6. En quatrième lieu, il résulte de l’instruction que Mme E… a sollicité du maire sortant, par courrier du 17 février 2020, la mise à disposition d’une salle municipale pour organiser une réunion électorale, à laquelle il n’est pas sérieusement contesté que le maire a répondu dès le lendemain en proposant la date du 26 février, en l’absence de disponibilité de la salle aux deux dates souhaitées par l’intéressée. La requérante n’est donc pas fondée à soutenir que le maire aurait procédé à des manoeuvres frauduleuses en la privant du délai nécessaire pour organiser sa réunion électorale.

7. En cinquième lieu, Mme E… soutient que le maire sortant aurait usé de plusieurs manoeuvres frauduleuses destinées à entretenir la confusion dans l’esprit des électeurs entre sa propagande électorale et la communication institutionnelle de la commune de Lallaing. Toutefois, ni la diffusion conjointe d’un tract de propagande électorale du maire sortant et d’un document de la municipalité explicitant les mesures sanitaires prévues lors du scrutin pour prévenir la propagation du coronavirus et dépourvu de toute référence au maire sortant, ni les critiques émises par ce dernier à l’encontre du programme de Mme E… au cours de la séance du conseil municipal du 2 mars 2020, ni l’utilisation de photographies le représentant dans l’exercice de ses fonctions de maire sur certains documents de propagande eux-mêmes insusceptibles d’être confondus avec une communication institutionnelle de la commune, ni les similitudes existant entre certains tracts électoraux et des supports utilisés à l’occasion d’un bilan de mi-mandat soit bien antérieurement au début de la campagne, ni le contenu de la page Facebook du candidat dont l’intitulé et la présentation ne laissaient place à aucune ambigüité quant à leur contenu, ne peuvent être regardés comme des manoeuvres ayant altéré la sincérité du scrutin.
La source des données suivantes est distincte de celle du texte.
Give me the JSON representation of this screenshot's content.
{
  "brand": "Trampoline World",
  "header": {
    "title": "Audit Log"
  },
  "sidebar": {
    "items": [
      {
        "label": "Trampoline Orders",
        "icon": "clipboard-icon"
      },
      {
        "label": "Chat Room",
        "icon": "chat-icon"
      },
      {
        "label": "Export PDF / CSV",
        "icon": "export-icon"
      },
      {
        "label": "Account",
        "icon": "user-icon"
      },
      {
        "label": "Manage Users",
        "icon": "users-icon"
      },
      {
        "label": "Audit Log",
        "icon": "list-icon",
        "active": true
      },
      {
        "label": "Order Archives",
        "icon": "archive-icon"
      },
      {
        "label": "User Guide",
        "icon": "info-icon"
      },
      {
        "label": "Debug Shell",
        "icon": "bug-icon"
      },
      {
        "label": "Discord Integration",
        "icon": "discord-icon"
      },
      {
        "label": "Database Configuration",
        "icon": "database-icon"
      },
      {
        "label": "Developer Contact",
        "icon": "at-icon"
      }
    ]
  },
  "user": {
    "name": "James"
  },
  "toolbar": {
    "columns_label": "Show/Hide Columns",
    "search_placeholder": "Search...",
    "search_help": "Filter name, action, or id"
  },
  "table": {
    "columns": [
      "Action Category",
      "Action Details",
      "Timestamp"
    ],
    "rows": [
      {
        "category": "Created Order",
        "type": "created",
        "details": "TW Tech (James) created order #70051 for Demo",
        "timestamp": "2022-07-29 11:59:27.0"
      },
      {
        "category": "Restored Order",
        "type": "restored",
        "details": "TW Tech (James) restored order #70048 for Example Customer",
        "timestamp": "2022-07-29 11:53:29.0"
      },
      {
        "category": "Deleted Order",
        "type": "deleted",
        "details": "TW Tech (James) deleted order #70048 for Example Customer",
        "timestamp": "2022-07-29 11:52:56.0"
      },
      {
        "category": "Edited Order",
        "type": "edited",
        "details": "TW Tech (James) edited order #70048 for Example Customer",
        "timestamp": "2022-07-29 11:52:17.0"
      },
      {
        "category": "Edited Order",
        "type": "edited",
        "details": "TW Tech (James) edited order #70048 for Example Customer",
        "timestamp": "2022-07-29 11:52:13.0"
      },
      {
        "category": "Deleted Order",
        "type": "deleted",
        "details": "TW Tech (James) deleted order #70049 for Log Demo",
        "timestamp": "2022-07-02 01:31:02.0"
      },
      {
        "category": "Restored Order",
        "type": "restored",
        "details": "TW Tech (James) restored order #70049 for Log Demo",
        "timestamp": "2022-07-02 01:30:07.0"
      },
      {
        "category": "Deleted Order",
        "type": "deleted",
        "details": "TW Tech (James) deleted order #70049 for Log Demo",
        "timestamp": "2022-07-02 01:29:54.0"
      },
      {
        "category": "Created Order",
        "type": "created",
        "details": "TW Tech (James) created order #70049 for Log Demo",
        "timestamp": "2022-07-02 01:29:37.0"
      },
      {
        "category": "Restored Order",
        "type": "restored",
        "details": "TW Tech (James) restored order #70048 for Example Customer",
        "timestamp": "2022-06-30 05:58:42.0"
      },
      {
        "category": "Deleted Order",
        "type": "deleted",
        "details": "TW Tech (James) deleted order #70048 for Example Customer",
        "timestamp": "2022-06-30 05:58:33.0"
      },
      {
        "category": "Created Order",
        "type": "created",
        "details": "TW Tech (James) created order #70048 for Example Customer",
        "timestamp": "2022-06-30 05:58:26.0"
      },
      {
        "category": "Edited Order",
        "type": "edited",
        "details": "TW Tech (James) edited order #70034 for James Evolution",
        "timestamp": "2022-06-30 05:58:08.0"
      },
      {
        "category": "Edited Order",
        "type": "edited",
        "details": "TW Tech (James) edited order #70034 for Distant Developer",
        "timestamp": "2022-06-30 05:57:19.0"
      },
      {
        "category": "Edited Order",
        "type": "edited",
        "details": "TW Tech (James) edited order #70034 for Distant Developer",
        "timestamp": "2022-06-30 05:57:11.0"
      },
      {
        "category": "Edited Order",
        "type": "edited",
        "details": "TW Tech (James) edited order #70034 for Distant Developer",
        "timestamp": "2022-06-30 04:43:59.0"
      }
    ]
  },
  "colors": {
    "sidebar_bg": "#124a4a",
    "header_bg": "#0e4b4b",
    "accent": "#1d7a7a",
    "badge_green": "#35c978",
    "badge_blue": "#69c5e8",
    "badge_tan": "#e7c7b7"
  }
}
8. En sixième lieu, aux termes de l’article L. 48-2 du code électoral : « Il est interdit à tout candidat de porter à la connaissance du public un élément nouveau de polémique électorale à un moment tel que ses adversaires n’aient pas la possibilité d’y répondre utilement avant la fin de la campagne électorale. » Mme E… fait grief au maire sortant d’avoir, en méconnaissance de ces dispositions, diffusé l’avant-veille du scrutin, à 15 heures, un tract de campagne auquel elle n’aurait pas été mise à même de répondre utilement avant la fin de la campagne électorale. Toutefois, il résulte de l’instruction que ce tract, dont les termes n’excèdent pas les limites de la polémique électorale et dont le caractère mensonger n’est pas établi, répondait aux attaques émises par les adversaires du maire sortant et critiquait certaines propositions du programme de Mme E…, notamment au regard de leur coût, sans introduire dans le débat électoral aucun élément nouveau de polémique électorale. Par suite, le grief tiré de la méconnaissance des dispositions de l’article L. 48-2 du code électoral doit être écarté.
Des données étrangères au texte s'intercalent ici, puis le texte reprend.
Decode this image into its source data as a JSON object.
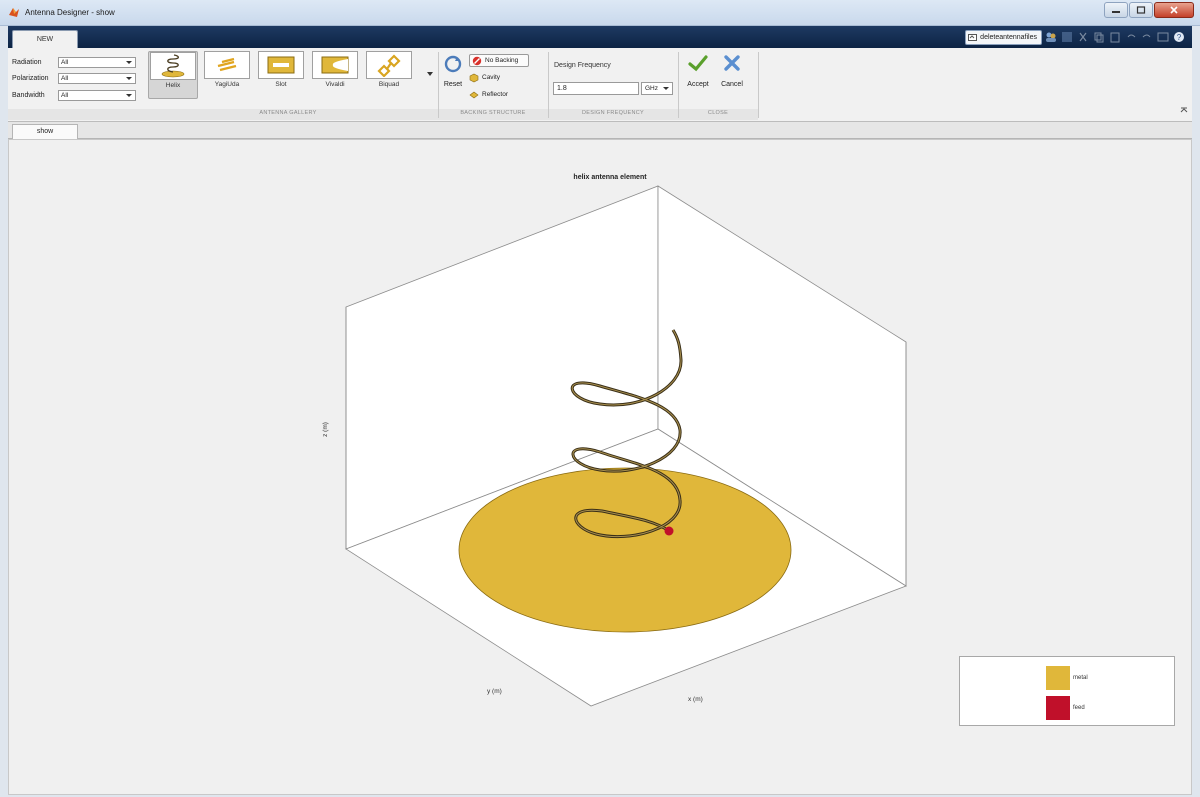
{
  "window": {
    "title": "Antenna Designer - show"
  },
  "toolstrip": {
    "tab_new": "NEW",
    "qat_field": "deleteantennafiles"
  },
  "filters": [
    {
      "label": "Radiation",
      "value": "All"
    },
    {
      "label": "Polarization",
      "value": "All"
    },
    {
      "label": "Bandwidth",
      "value": "All"
    }
  ],
  "gallery": {
    "items": [
      "Helix",
      "YagiUda",
      "Slot",
      "Vivaldi",
      "Biquad"
    ],
    "selected": "Helix",
    "section_label": "ANTENNA GALLERY"
  },
  "reset": {
    "label": "Reset"
  },
  "backing": {
    "items": [
      "No Backing",
      "Cavity",
      "Reflector"
    ],
    "selected": "No Backing",
    "section_label": "BACKING STRUCTURE"
  },
  "design_frequency": {
    "title": "Design Frequency",
    "value": "1.8",
    "unit": "GHz",
    "section_label": "DESIGN FREQUENCY"
  },
  "close": {
    "accept": "Accept",
    "cancel": "Cancel",
    "section_label": "CLOSE"
  },
  "document": {
    "tab": "show"
  },
  "plot": {
    "title": "helix antenna element",
    "xlabel": "x (m)",
    "ylabel": "y (m)",
    "zlabel": "z (m)",
    "legend": [
      {
        "label": "metal",
        "color": "#e0b73a"
      },
      {
        "label": "feed",
        "color": "#c0102a"
      }
    ]
  },
  "colors": {
    "metal": "#e0b73a",
    "feed": "#c0102a",
    "helix": "#4a3d22",
    "ribbon_bg": "#f1f1f1",
    "tabstrip": "#1e3a62"
  }
}
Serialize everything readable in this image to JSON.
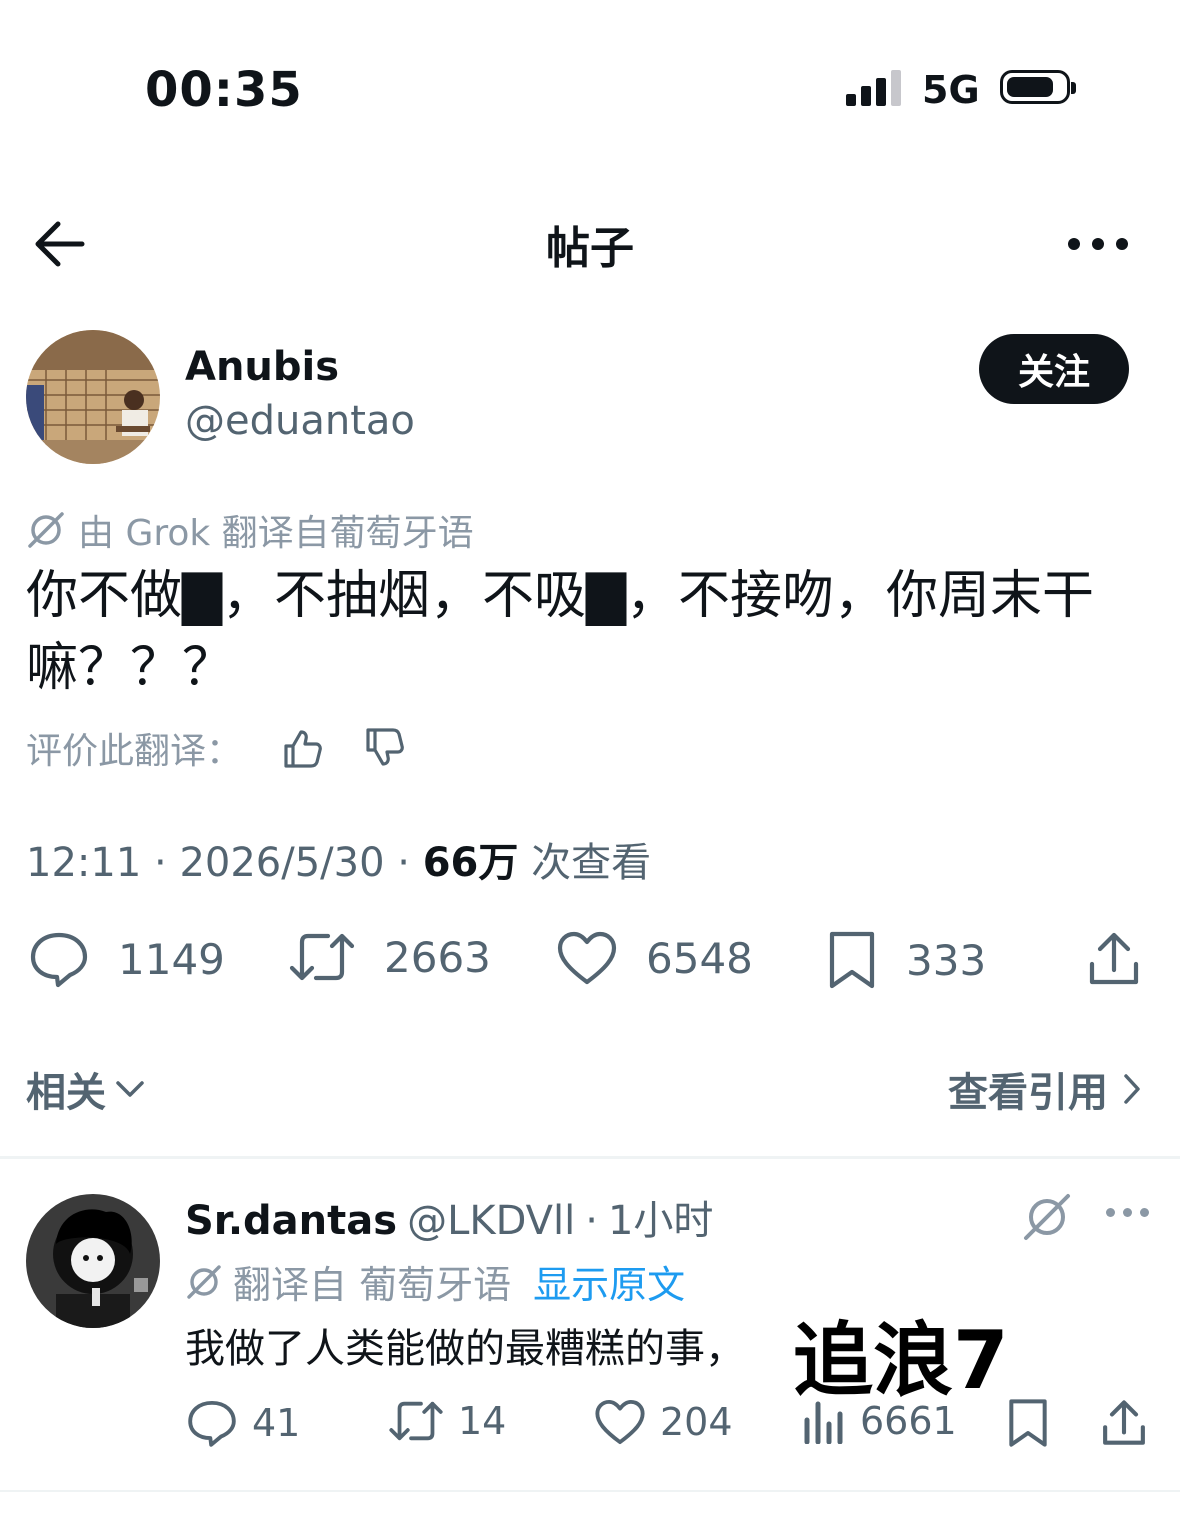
{
  "status_bar": {
    "time": "00:35",
    "network": "5G",
    "battery_level": 0.75
  },
  "header": {
    "title": "帖子",
    "back_icon": "arrow-left-icon",
    "more_icon": "more-horizontal-icon"
  },
  "post": {
    "author_name": "Anubis",
    "author_handle": "@eduantao",
    "follow_label": "关注",
    "translation_note": "由 Grok 翻译自葡萄牙语",
    "text": "你不做▇，不抽烟，不吸▇，不接吻，你周末干嘛？？？",
    "rate_label": "评价此翻译：",
    "time": "12:11",
    "date": "2026/5/30",
    "views_count": "66万",
    "views_label": "次查看",
    "stats": {
      "replies": "1149",
      "reposts": "2663",
      "likes": "6548",
      "bookmarks": "333"
    }
  },
  "related": {
    "label": "相关",
    "quotes_label": "查看引用"
  },
  "reply": {
    "author_name": "Sr.dantas",
    "author_handle": "@LKDVll",
    "time": "1小时",
    "translation_note": "翻译自 葡萄牙语",
    "show_original": "显示原文",
    "text": "我做了人类能做的最糟糕的事，",
    "stats": {
      "replies": "41",
      "reposts": "14",
      "likes": "204",
      "views": "6661"
    }
  },
  "overlay_text": "追浪7",
  "colors": {
    "text": "#0f1419",
    "secondary": "#536471",
    "muted": "#8b98a5",
    "link": "#1d9bf0",
    "button_bg": "#0f1419"
  }
}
9. En septième lieu, aux termes de l’article L. 49 du code électoral : « A partir de la veille du scrutin à zéro heure, il est interdit de : / (…) 2° Diffuser ou faire diffuser par tout moyen de communication au public par voie électronique tout message ayant le caractère de propagande électorale ». La requérante n’est pas fondée à soutenir que M. F… aurait méconnu ces dispositions en s’abstenant, la veille et le jour même du scrutin, de fermer au public l’accès à son site internet de campagne ou aux divers comptes ouverts pour sa campagne sur les réseaux sociaux, dont elle n’établit ni même n’allègue qu’ils auraient été enrichis de nouveaux éléments au cours de ces 48 heures.

10. En huitième lieu, il ne résulte pas de l’instruction, notamment de la photographie et des trois attestations de produites par Mme E…, que les colistiers et les partisans de M. F… auraient exercé des pressions sur les électeurs par une présence prolongée ou des attroupements aux abords, à l’entrée ou à l’intérieur des bureaux de vote.
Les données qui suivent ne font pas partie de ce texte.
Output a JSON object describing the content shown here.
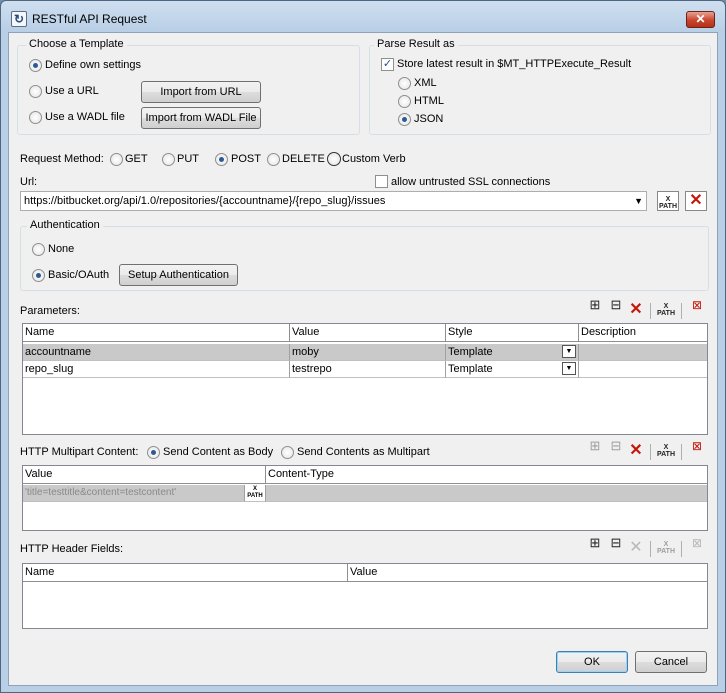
{
  "window": {
    "title": "RESTful API Request",
    "icon": "refresh-icon",
    "close_label": "✕"
  },
  "template": {
    "group_label": "Choose a Template",
    "options": [
      {
        "label": "Define own settings",
        "selected": true
      },
      {
        "label": "Use a URL",
        "selected": false
      },
      {
        "label": "Use a WADL file",
        "selected": false
      }
    ],
    "import_url_label": "Import from URL",
    "import_wadl_label": "Import from WADL File"
  },
  "parse": {
    "group_label": "Parse Result as",
    "store_label": "Store latest result in $MT_HTTPExecute_Result",
    "store_checked": true,
    "formats": [
      {
        "label": "XML",
        "selected": false
      },
      {
        "label": "HTML",
        "selected": false
      },
      {
        "label": "JSON",
        "selected": true
      }
    ]
  },
  "method": {
    "label": "Request Method:",
    "options": [
      {
        "label": "GET",
        "selected": false
      },
      {
        "label": "PUT",
        "selected": false
      },
      {
        "label": "POST",
        "selected": true
      },
      {
        "label": "DELETE",
        "selected": false
      },
      {
        "label": "Custom Verb",
        "selected": false
      }
    ]
  },
  "url": {
    "label": "Url:",
    "value": "https://bitbucket.org/api/1.0/repositories/{accountname}/{repo_slug}/issues",
    "ssl_label": "allow untrusted SSL connections",
    "ssl_checked": false
  },
  "auth": {
    "group_label": "Authentication",
    "options": [
      {
        "label": "None",
        "selected": false
      },
      {
        "label": "Basic/OAuth",
        "selected": true
      }
    ],
    "setup_label": "Setup Authentication"
  },
  "parameters": {
    "label": "Parameters:",
    "columns": [
      "Name",
      "Value",
      "Style",
      "Description"
    ],
    "rows": [
      {
        "name": "accountname",
        "value": "moby",
        "style": "Template",
        "description": ""
      },
      {
        "name": "repo_slug",
        "value": "testrepo",
        "style": "Template",
        "description": ""
      }
    ]
  },
  "multipart": {
    "label": "HTTP Multipart Content:",
    "option_body": "Send Content as Body",
    "option_multipart": "Send Contents as Multipart",
    "body_selected": true,
    "columns": [
      "Value",
      "Content-Type"
    ],
    "rows": [
      {
        "value": "'title=testtitle&content=testcontent'",
        "content_type": ""
      }
    ]
  },
  "headers": {
    "label": "HTTP Header Fields:",
    "columns": [
      "Name",
      "Value"
    ]
  },
  "toolbar": {
    "xpath_label": "X\nPATH",
    "icons": [
      "append-row-icon",
      "insert-row-icon",
      "delete-row-icon",
      "xpath-icon",
      "delete-all-icon"
    ]
  },
  "buttons": {
    "ok": "OK",
    "cancel": "Cancel"
  }
}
11. En neuvième et dernier lieu, aux termes du premier alinéa de l’article L. 63 du code électoral : « L’urne électorale est transparente. Cette urne n’ayant qu’une ouverture destinée à laisser passer l’enveloppe contenant le bulletin de vote doit, avant le commencement du scrutin, avoir été fermée à deux serrures dissemblables, dont les clefs restent, l’une entre les mains du président, l’autre entre les mains d’un assesseur tiré au sort parmi l’ensemble des assesseurs ». Si Mme E… fait valoir que, dans plusieurs bureaux de vote, des colistiers de M. F… auraient détenu les deux clés de l’urne, en méconnaissance de l’article L. 63 du code électoral et auraient été désignés comme assesseurs sans tirage au sort, de telles irrégularités sont restées sans influence sur la régularité du scrutin, dès lors que la requérante n’apporte aucun élément de nature à caractériser l’existence d’une quelconque fraude ou d’une atteinte au secret du vote.

12. Il résulte de tout ce qui précède que Mme E… n’est pas fondée à soutenir que c’est à tort que, par le jugement attaqué, le tribunal administratif de Lille a rejeté sa protestation.

13. Il n’y a pas lieu, dans les circonstances de l’espèce, de faire droit aux conclusions présentées par M. F… au titre des dispositions de l’article L. 761-1 du code de justice administrative. Les mêmes dispositions font obstacle à ce qu’une somme soit mise à ce titre à la charge de M. F…, qui n’est pas, dans la présente instance, la partie perdante.

D E C I D E :

--------------


Article 1er : La requête de Mme E… est rejetée.

Article 2 : Les conclusions présentées par M. F… au titre de l’article L. 761-1 du code de justice administrative sont rejetées.

Article 3 : La présente décision sera notifiée à M. C… E…, à M. H… F… et au ministre de l’intérieur.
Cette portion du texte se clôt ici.